I’m following this tutorial
https://huggingface.co/docs/transformers/accelerate
in order to perform distributed training on various g5 sagemaker instances, I’ve refactored my code in the same manner as the tutorial shows. No matter how big the G5 instance, or how many instances I utilize when I run my sagemaker training job, it always fails when the max amount of tokens is greater than 18. Below is an example code snippet
accelerator = Accelerator()
model = AutoModelForCausalLM.from_pretrained("microsoft/phi-1_5", trust_remote_code=True)
tokenizer = AutoTokenizer.from_pretrained("microsoft/phi-1_5", trust_remote_code=True)#, torch_dtype="auto")

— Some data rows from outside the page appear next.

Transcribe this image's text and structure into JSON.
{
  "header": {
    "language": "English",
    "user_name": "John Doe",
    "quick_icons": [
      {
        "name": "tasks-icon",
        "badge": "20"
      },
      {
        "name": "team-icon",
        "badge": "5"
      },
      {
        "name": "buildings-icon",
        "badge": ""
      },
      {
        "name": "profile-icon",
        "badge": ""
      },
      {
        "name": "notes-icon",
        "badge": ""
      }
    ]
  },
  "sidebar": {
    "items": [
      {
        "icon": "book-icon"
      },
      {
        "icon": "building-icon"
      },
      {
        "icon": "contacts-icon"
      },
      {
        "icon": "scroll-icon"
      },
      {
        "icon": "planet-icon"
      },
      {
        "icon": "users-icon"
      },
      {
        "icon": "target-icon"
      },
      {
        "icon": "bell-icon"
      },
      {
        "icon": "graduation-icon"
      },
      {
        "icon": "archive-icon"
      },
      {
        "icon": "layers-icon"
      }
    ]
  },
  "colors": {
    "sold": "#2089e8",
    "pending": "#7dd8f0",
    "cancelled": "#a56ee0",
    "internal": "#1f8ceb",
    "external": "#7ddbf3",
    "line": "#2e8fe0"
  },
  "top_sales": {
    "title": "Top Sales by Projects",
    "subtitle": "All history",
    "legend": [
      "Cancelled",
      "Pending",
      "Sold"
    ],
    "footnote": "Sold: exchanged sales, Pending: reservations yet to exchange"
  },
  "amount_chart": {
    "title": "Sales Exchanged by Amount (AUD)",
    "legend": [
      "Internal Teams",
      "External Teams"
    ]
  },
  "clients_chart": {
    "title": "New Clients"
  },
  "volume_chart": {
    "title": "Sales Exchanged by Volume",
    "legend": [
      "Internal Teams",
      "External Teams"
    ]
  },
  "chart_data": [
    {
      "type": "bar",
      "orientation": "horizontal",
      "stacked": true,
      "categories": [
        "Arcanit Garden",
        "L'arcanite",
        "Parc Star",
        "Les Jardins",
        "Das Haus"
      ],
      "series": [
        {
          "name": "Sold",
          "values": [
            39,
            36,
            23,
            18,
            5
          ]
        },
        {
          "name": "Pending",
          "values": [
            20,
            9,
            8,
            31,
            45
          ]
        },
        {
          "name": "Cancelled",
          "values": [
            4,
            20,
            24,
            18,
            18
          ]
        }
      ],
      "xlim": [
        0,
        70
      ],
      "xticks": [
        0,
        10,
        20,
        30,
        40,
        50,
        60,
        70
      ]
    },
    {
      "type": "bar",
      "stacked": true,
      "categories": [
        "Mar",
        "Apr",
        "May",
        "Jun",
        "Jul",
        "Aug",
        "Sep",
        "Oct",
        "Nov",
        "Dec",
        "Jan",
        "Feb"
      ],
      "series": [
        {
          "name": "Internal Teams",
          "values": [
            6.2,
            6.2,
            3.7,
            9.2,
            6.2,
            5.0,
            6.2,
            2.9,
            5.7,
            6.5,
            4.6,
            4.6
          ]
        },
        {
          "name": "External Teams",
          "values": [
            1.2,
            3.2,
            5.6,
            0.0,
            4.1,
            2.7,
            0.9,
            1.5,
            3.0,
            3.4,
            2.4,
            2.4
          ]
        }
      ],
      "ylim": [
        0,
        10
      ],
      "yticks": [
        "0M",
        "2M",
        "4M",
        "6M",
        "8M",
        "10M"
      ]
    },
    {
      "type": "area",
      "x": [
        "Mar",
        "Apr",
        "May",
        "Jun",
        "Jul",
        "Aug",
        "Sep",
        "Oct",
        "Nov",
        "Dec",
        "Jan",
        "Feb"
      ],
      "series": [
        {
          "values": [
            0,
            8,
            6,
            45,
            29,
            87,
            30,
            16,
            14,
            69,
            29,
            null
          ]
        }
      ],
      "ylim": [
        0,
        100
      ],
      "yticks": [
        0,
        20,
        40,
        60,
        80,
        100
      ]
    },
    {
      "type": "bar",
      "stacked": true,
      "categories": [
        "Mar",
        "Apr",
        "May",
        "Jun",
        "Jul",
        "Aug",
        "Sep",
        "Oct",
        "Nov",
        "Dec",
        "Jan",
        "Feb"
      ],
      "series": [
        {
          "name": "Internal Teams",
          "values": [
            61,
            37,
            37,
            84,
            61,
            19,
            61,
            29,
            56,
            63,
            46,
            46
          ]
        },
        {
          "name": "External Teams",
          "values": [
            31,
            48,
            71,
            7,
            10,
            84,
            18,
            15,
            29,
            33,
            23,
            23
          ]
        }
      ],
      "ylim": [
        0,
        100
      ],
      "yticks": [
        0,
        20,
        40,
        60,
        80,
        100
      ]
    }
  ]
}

tokenizer.pad_token = tokenizer.eos_token
optimizer = AdamW(nli_model.parameters(),
lr = learning_rate, # previous 8e-6
eps = 1e-8 # args.adam_epsilon - default is 1e-8.
)
scheduler = get_linear_schedule_with_warmup(optimizer,
num_warmup_steps = 0, # Default value in run_glue.py
num_training_steps = 1)
toks = tokenizer(sentences, questions, padding='longest')
ds = Dataset.from_dict({"x": torch.tensor(toks['input_ids']), "mask": torch.tensor(toks['attention_mask']), 'labels' : torch.tensor([ 0 if i == 'no' else 1 for i in yes_or_no])}).with_format("torch")
dataloader = DataLoader(ds, batch_size=batch_count)
nli_model, optimizer, dataloader, scheduler = accelerator.prepare(nli_model, optimizer, dataloader, scheduler)
nli_model.train()
for batch in dataloader:
x_batch = batch["x"]#.to(device)
mask_batch = batch["mask"]#.to(device)
labels_batch = batch["labels"]#.to(device)
loss = nli_model(x_batch, attention_mask=mask_batch, labels = labels_batch)[0]
accelerator.backward(loss)
#loss.backward()
#print(nli_model.model.device)
#print(loss)
optimizer.step()
scheduler.step()
optimizer.zero_grad()
Is there a reason multiple GPU’s are never being used on these sagemaker training jobs?